"- Vous êtes un animal.
- Non, pire. Humain."
"What are we doing on this galley, maaaaan ?"* C'est un peu la question que l'on pourrait poser à Andreï Konchalovsky. Le frère de Nikita Mikhalkov, l'ami de Tarkovski, après avoir réalisé le meilleur film de sa période soviétique, Sibirjada, passe aux Etats-Unis et tourne un film qui connaît, à juste titre, un certain succès, Maria's Lovers. Runaway Train lui succède, avec les mêmes producteurs mais dans un genre et un style bien différents.
Oscar Manheim dit Manny est un prisonnier, condamné pour vol, qui subit, de la part de Ranken,
le directeur de l'établissement de haute sécurité situé en Alaska, un
traitement particulièrement rude. Isolé, vivant dans l'obscurité, il a
développé une résistance physique et mentale et une haine à l'égard de
son geôlier extrêmement puissantes. Il est considéré comme une légende
vivante par tous les autres détenus pour son courage et sa ténacité. De
retour à des conditions normales de détention par décision juridique, il
parvient à s'évader, emmenant avec lui, contre son gré, un de ses plus
fervents admirateurs, le jeune Buck, le meilleur boxeur du
pénitencier. Ils embarquent dans un train dont le machiniste meurt d'une
crise cardiaque sans avoir réussit à le stopper. Se croyant tirés
d'affaire, les deux hommes sont bientôt rejoints par une jeune
aide-mécanicien, Sara, qui leur apprend la situation : le train
est lancé à pleine allure, sans conducteur et sans réelle possibilité
de l'arrêter. Bien sûr, Ranken est à la poursuite de ses prisonniers, bien décidé à ne pas laisser Manny réintégrer sa cellule.

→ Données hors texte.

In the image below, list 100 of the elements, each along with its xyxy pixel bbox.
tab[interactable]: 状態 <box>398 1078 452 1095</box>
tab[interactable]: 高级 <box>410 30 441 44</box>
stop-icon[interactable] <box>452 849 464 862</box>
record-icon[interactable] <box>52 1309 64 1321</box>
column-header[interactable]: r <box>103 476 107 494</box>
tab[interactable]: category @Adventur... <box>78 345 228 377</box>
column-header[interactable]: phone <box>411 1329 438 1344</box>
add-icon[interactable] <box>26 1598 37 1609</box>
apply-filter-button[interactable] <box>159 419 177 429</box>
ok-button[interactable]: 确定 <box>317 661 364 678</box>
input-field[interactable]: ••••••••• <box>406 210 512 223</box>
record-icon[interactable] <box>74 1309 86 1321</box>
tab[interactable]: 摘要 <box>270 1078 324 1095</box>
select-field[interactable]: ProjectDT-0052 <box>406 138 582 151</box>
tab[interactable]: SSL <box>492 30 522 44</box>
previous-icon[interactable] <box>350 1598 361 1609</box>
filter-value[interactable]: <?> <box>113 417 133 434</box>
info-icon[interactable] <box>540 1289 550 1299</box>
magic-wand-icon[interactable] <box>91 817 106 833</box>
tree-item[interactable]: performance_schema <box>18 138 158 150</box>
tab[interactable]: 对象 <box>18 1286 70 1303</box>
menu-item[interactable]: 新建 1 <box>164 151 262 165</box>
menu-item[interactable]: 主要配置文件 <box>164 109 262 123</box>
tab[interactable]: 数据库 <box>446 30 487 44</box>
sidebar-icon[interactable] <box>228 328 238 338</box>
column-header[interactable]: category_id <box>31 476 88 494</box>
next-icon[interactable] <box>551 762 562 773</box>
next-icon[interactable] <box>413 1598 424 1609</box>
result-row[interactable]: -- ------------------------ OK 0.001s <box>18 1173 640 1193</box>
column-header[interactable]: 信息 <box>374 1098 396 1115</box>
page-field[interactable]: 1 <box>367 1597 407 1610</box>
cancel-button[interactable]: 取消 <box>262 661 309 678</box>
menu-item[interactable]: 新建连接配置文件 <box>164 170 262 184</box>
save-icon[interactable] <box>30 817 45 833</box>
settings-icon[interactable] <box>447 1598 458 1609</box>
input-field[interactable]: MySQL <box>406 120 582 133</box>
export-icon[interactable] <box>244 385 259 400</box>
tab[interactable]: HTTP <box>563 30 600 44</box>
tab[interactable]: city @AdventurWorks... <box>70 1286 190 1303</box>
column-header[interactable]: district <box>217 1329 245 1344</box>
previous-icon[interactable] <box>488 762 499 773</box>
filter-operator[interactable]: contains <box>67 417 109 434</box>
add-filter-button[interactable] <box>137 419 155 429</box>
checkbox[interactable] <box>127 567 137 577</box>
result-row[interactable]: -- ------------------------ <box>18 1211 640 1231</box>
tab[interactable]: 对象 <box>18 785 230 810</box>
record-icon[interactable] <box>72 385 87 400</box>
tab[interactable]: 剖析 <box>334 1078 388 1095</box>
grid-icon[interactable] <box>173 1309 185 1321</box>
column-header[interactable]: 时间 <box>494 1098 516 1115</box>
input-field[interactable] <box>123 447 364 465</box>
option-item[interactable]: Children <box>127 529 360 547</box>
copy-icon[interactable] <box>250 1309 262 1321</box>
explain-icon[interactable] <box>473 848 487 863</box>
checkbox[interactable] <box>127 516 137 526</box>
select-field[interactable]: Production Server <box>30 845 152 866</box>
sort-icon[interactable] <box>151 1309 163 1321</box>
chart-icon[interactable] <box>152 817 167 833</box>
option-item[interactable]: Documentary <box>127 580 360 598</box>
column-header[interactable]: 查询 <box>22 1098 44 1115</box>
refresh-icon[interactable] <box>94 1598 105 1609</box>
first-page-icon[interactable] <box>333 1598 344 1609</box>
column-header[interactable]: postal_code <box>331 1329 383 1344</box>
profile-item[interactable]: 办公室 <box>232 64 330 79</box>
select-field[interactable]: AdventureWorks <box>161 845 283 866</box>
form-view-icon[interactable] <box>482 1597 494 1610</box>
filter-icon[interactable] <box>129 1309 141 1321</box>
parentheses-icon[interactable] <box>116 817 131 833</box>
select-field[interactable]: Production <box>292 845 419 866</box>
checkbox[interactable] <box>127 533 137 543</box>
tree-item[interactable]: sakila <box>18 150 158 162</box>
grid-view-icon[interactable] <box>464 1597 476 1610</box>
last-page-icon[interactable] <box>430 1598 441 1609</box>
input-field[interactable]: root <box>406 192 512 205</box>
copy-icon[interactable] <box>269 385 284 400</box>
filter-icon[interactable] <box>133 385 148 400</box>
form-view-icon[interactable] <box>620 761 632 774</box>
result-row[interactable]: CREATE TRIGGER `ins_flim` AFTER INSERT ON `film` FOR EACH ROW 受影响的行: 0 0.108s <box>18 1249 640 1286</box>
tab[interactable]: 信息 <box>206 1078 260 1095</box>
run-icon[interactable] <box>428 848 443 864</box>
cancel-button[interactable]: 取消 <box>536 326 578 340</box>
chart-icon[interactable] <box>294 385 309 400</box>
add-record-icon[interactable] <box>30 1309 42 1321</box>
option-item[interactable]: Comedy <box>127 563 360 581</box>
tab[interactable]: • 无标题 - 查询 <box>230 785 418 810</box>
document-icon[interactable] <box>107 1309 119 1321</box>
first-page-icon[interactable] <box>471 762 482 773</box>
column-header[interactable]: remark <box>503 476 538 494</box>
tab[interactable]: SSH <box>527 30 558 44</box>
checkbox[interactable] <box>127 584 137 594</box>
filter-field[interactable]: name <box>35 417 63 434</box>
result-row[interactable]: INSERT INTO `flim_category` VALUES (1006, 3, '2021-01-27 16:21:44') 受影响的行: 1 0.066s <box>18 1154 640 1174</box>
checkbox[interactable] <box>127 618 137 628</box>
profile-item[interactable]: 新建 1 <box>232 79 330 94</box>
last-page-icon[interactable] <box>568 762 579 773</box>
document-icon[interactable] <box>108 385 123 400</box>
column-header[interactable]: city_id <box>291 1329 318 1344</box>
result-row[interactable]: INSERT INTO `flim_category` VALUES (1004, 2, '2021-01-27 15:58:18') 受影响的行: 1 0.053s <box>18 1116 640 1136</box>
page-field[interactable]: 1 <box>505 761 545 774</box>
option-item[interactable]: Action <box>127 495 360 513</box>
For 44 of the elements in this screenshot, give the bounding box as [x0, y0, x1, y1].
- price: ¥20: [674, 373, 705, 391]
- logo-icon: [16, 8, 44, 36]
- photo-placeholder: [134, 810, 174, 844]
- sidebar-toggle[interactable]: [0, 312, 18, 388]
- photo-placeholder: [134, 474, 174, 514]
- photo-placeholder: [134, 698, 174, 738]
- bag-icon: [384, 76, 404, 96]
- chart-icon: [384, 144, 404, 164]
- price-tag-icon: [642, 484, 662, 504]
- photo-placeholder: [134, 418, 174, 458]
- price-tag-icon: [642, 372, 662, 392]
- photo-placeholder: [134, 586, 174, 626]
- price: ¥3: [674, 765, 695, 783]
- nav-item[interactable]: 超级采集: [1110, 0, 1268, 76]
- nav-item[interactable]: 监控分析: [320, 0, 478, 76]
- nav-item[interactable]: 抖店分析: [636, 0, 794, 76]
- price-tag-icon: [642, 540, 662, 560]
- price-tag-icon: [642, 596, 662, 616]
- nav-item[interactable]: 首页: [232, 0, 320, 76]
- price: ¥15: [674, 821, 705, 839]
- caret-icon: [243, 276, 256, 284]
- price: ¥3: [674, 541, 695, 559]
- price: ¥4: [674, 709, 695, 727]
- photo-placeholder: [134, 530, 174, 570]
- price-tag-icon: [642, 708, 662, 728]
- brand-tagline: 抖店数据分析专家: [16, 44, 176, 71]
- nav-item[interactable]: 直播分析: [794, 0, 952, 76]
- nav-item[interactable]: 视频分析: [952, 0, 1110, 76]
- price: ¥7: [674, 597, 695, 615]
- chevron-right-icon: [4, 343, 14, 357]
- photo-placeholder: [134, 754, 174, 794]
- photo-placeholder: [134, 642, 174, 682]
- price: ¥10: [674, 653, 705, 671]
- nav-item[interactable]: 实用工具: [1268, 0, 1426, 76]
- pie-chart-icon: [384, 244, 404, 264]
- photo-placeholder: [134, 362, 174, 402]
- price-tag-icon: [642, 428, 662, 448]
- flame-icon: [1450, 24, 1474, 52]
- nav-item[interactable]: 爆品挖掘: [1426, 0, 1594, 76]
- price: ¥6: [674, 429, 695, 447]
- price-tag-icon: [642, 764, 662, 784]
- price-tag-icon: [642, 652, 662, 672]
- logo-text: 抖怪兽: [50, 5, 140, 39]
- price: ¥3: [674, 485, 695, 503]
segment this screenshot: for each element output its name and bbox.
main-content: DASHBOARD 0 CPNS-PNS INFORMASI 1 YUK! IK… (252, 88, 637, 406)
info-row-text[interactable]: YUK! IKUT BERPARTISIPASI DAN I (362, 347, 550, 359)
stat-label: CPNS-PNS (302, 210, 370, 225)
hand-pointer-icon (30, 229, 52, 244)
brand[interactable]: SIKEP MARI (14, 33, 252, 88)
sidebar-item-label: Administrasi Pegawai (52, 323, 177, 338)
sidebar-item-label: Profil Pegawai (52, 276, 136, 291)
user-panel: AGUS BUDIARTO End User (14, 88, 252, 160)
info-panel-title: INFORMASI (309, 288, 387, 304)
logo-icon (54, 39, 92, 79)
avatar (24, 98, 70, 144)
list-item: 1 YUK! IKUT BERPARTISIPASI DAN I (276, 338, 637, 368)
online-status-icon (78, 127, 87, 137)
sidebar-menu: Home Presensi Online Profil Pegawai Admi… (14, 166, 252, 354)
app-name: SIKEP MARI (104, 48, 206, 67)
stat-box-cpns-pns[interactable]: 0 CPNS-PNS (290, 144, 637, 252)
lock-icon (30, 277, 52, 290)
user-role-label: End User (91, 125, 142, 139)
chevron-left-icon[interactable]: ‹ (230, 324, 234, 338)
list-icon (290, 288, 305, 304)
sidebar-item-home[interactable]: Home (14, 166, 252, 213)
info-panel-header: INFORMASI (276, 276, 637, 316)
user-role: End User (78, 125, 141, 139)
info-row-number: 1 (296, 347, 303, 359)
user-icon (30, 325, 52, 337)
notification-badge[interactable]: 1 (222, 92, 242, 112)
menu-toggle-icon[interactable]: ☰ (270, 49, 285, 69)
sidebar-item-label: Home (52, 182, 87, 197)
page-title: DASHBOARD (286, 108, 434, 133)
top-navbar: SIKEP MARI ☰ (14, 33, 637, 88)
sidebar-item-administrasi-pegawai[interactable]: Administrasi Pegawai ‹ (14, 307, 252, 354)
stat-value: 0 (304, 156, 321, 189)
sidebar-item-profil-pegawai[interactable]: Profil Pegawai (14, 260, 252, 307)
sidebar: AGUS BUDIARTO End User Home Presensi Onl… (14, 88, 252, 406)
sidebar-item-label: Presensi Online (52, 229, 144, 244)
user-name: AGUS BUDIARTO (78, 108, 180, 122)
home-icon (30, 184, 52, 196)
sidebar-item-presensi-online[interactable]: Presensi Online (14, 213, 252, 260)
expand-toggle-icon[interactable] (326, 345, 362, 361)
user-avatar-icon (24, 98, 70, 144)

A partir d'une histoire imaginée par Akira Kurosawa (que le réalisateur japonais devait d'ailleurs mettre en scène, empêché par des conditions météo défavorables), Konchalovsky et son scénariste Edward Bunker tissent une trame simple, presque simpliste, d'un double affrontement : celui qui opposent Manny et Ranken d'une part, Manny et Buck d'autre part. Le premier est primordial (primitif), entre deux individus d'une férocité animale (pire selon les propos de Manny),
règlement de compte entre le bras présumé d'une justice incarnée d'un
côté et la somme de toutes les haines développées chez celui que l'on a
réduit à l'état de bête sauvage de l'autre. Le second est plus subtil :
entre un homme qui ne rêve que de devenir le "partenaire"** de l'autre
et un être désormais totalement dépourvu de sentiments, qui
instrumentalise sa relation. Cela dit, l'impression globale est plutôt
mitigée.
Les allers-retours entre la scène de l'action et la salle de commande, sensés donner une dimension dramatique supplémentaire (vont-ils réussir à passer sur le pont ? Vont-ils entrer en collision avec le train arrivant en face ?...),
font penser aux plus triviaux des films catastrophes. Ajouter à cela un
dialogue qui veut faire absolument réaliste avec deux acteurs qui
forcent leur accent jusqu'à la caricature, un personnage féminin presque
invisible tellement il est pâle et des scènes de poursuite en
hélicoptère grotesques*** et vous obtenez un film pas franchement
passionnant. Il reste, néanmoins, que Jon Voight et John P. Ryan "font" des fauves impressionnants. On aurait bien voulu connaître le traitement qu'en aurait fait Kurosawa.
___
*l'expression usuelle serait "what a drag!" ponctué d'un "sh.t" sonore.
** il faut probablement considérer le terme également sous son acception sexuelle.
*** suspendu pendant de très longues minutes, au pire moment (passage de tunnels) et... par une température de -35° à l'abri !!